I’m still wrapping my head around blogging. I’ll have to just start. I was planting Japanese green onion starts today and remembered the little twitches that started emerging in Doubleyuh’s face, shortly after 9-11, followed by an odd and sudden increase in the coherence of his speaking. Also, you probably remember the bandaid on his chin a couple of days around 9-11. He was supposed to have cut himself shaving. That was the implant site. The human jaw is a pretty good resonating transducer for minute electrical impulses. Many folks have experienced picking up some annoying AM radio signals via the capacitance caused by fillings in their teeth bathed in the weak saline solution of their saliva. The KGB used to use wooden spikes as undetectable bugs, to pick up audio from distant rooms. Doubleyuh became a very effective ventriloquist’s dummy after 9-11, via his jaw implant. His new, measured speaking patterns incorporated delays to download what he was to say next. It was kind of like talking on a satellite phone. At first it was obvious, but now he has internalized the timing a bit better. The ultimate ventriloquist’s dummy. Our pal Phillip Dick often imagined such things. Have you read “The Simulacra?” Tony Blair is also showing some cracks. He is definitely losing it and I am sure something very horrible is happening to him. It is probably torture or the threat of such.
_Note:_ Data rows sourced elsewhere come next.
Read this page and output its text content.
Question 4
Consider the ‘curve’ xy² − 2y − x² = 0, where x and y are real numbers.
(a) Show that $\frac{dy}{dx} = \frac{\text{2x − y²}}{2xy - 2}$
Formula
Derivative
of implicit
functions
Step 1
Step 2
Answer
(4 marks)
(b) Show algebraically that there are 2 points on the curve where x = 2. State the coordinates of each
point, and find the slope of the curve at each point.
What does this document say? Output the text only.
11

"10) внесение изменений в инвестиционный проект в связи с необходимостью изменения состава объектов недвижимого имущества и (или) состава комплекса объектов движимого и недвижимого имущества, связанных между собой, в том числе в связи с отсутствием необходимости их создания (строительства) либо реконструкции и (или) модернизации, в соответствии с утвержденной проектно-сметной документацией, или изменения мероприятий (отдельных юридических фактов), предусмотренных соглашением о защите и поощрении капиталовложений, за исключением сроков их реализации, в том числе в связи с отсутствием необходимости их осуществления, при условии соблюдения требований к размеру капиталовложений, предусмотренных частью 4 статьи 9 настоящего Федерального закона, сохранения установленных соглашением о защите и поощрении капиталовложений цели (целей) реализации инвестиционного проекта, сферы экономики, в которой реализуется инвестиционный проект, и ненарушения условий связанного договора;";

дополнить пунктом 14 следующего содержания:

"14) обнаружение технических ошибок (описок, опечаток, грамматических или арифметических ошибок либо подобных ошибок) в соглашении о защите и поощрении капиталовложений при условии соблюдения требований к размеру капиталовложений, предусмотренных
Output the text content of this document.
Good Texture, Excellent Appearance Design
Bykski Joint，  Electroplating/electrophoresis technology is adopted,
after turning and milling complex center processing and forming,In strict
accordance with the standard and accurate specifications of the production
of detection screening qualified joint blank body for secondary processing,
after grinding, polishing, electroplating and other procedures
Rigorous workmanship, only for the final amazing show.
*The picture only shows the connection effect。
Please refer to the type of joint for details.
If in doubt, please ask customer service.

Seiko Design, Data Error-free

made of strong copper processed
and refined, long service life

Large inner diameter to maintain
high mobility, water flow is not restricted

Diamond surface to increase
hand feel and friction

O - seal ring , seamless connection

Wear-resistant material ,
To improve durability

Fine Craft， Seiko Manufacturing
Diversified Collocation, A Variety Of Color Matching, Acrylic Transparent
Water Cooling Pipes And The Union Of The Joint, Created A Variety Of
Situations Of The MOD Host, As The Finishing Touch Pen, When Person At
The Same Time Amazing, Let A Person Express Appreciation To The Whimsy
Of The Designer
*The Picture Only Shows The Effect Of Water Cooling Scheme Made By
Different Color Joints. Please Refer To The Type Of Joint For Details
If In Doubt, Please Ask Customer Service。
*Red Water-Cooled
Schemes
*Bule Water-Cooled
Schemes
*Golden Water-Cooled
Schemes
He has developed the giddiness of someone who is threatened on a daily basis.
Anyway, the “tracking banality with the relentlessness of a bounty hunter” quote is from Chris Marker, Chreees MarKHER, ( French) who is the closest I can think of to a Blog filmmaker. He used this line in his 198(3?) film Sans Soleil.
I’m thinking I might have to go down the blog road. I’ve been trying to correlate disparate elements in my fevered little mind, such as an exceptional treatise on relic Paleozoic, living fossil, forests in Western China (home of my favorite tree, “Dawn redwood”-metasequoia glyptostroboides (metasequoia ), which apparently used to grow in the Canadian arctic during the periglacial hotspell and learned to lose their needles in the long but warm arctic night, now living only in a remote valley in Hupeh province, (I’ve been planting them everywhere) with the rise of “Science” based music such as GRANDADDY and the FLAMING LIPS. I sense a deep nostalgia for the language of science as we understood it in “the space age” without the tyranny of the corporatism that has so taken it over. In a way, we may be living through science’s last gasp. We’re starting to no longer trust it. It again points to diminished faith in the ‘general model’ and the appreciation of the need for empiricism and criticality. Perhaps this is the high baroque of post modernism.
Anyway, this is what keeps me awake at night, in addition to, of course, the unsettling perception that we are about to consumate many of our planet’s collective Armageddon cosmologies in the Persian Gulf.